Friday, March 13, 2009

vanish

bukan merupakan hal yang mudah untuk membiasakan diri dengan keadaan yang baru, meskipun hal itu kita inginkan sendiri.

saat gue terkadang terbawa ke memori hampir lampau, rasanya masih saja sulit untuk menguasai perasaan agar berhenti bersikap tidak penting (baca: merenung dan mengingat memori). ok gue akui itu S-U-L-I-T.

masih terlalu sering gue berfikir mengenai jejak yang masih tertinggal di pelataran pasir pantai hati gue. ombaknya belum begitu besar sehingga jejak langkah itu belum terhapus dan masih utuh. angin pun ngga cukup kencang untuk mengubah jejak langkah itu. memang hanya berubah, namun itupun sedikit.

sepertinya mata gue masih terlalu tajam untuk melihat bentuk butiran pasir yang berkumpul dan membentuk jejak langkah tersebut. dan mungkin gue masih mampu untuk menghitung jumlah pasir yang ada.

kenapa itu sulit?

ini sama saja dengan menunggu mas-mas jualan es campur di tengah hujan besar yang gue pun tau itu ngga akan lewat. tapi masih tetap menunggu. bodoh memang. iya, gue tau. sangat mengerti bahkan.

pada pertengahan stelah tragedi akhir tahun, gue berfikir bahwa energi yang dulu hilang perlahan muncul. namun ternyata itu salah.

mungkin ini semua karna ambisi gue yang kelewat batas sehingga di saat gue ngga mendapatkan angan itu dan PUFFF! semua terasa pupus.

gue seperti dipermainkan dengan pikiran&hati gue sendiri. dan itu membuat gue mudah meributkan hal yang ngga layak untuk dianggap sebagai masalah. jujur, itu menyebalkan.

SEMUANYA masih tampak nyata sekarang. itu memberi kebahagian luar biasa dan ngga lupa menggoreskan luka yang dalam. lukanya terasa basah kembali saat gue mendengar, melihat, mengetahui apapun tentang itu. bodoh rasanya masih terjebak dengan kerumunan api yang jelas akan membakar gue hidup-hidup.

kenapa logika ini berhenti bekerja saat itu menyentuh perasaan gue? pernah tau jawabannya? tolong beritau. gue butuh.

bodoh karena gue merasa bodoh hanya karna 1 hal itu.

bodoh karena gue membiarkan hal itu masih aja berkecamuk di otak gue.

mungkin itu ngga akan pernah mengerti dan memahami apa dan bagaimana rasanya gue. karena dia bukan gue. dia bukan manusia sejenis gue yang logikanya lumpuh karena hal memuakkan, yaitu sayang.

terimakasih apa masih layak untuk itu?

terimakasih untuk apa?

untuk segala tipuan? untuk semua airmata murka? untuk penusukan hati? untuk pembakaran emosi? untuk penghabisan kesabaran? untuk setiap tindakan masa bodoh? untuk akhir yang menggilakan jiwa gue?

atau masih layak diberikan terimakasih itu?

untuk kalimat yang melelehkan marah? untuk kegiatan yang membuat gue tertawa sampai mau pipis? untuk secarik surat yang memberi efek tangisan bahagia? untuk sekotak lollipop? untuk selembar kertas besar dengan tempelan ungu&merah jambu?
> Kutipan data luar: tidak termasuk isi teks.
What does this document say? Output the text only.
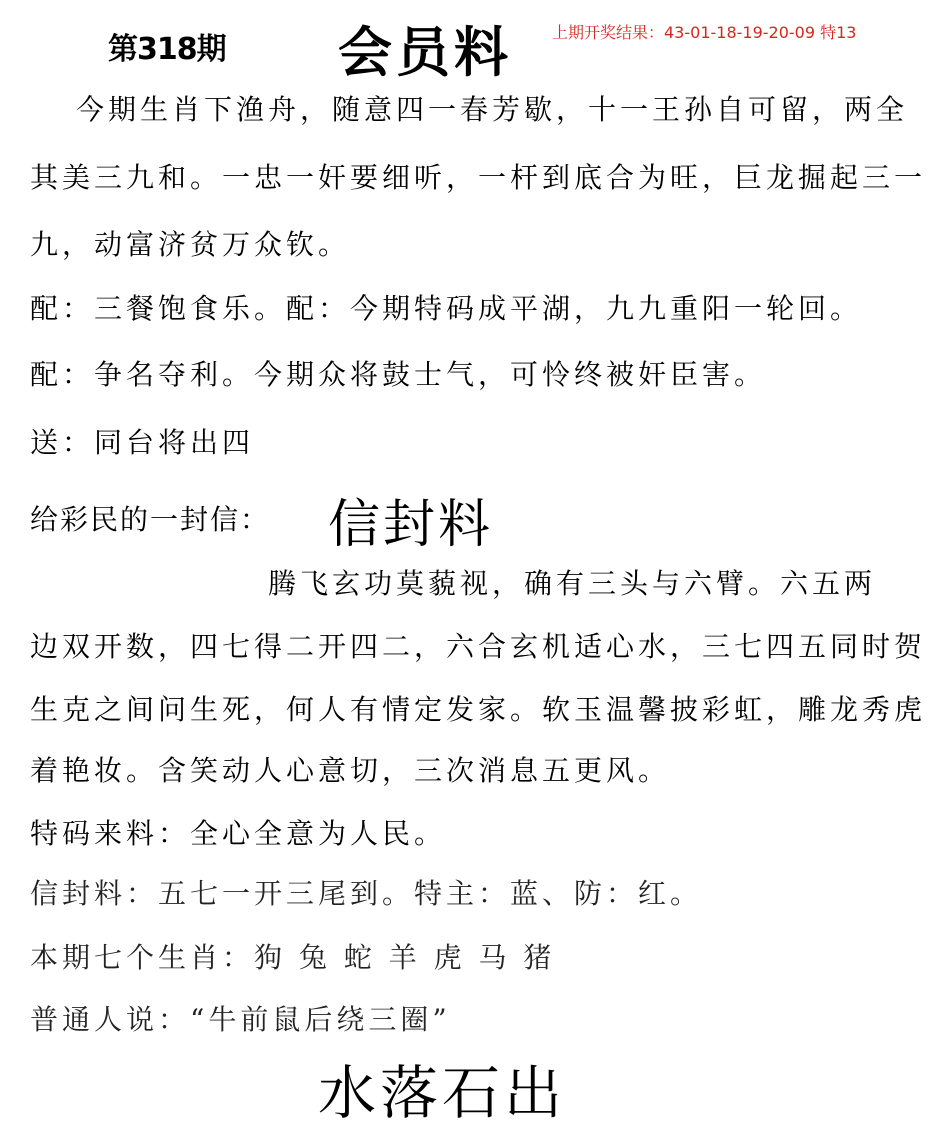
第318期 会员料	上期开奖结果：43-01-18-19-20-09 特13
今期生肖下渔舟，随意四一春芳歇，十一王孙自可留，两全
其美三九和。一忠一奸要细听，一杆到底合为旺，巨龙掘起三一
九，动富济贫万众钦。
配：三餐饱食乐。配：今期特码成平湖，九九重阳一轮回。
配：争名夺利。今期众将鼓士气，可怜终被奸臣害。
送：同台将出四
给彩民的一封信： 信封料
腾飞玄功莫藐视，确有三头与六臂。六五两
边双开数，四七得二开四二，六合玄机适心水，三七四五同时贺
生克之间问生死，何人有情定发家。软玉温馨披彩虹，雕龙秀虎
着艳妆。含笑动人心意切，三次消息五更风。
特码来料：全心全意为人民。
信封料：五七一开三尾到。特主：蓝、防：红。
本期七个生肖：狗 兔 蛇 羊 虎 马 猪
普通人说：“牛前鼠后绕三圈”
水落石出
OH! atau untuk memberi angan bisa mendaki gunung?

mungkin layak mungkin engga.

gue sangat ingin lepas dari jeratan yang membuat sekujur tubuh gue memar. gue pun ngeri melihat bekas memar berwarna ungu kebiru-biruan. gue mau sembuh.

apapun akhirnya, terserah Tuhan. baik-buruknya tergantung bagaimana gue menyikapinya nanti.

tunggu aja pelangi stelah hujan reda nanti. karena hujannya udah ngga begitu deras kok.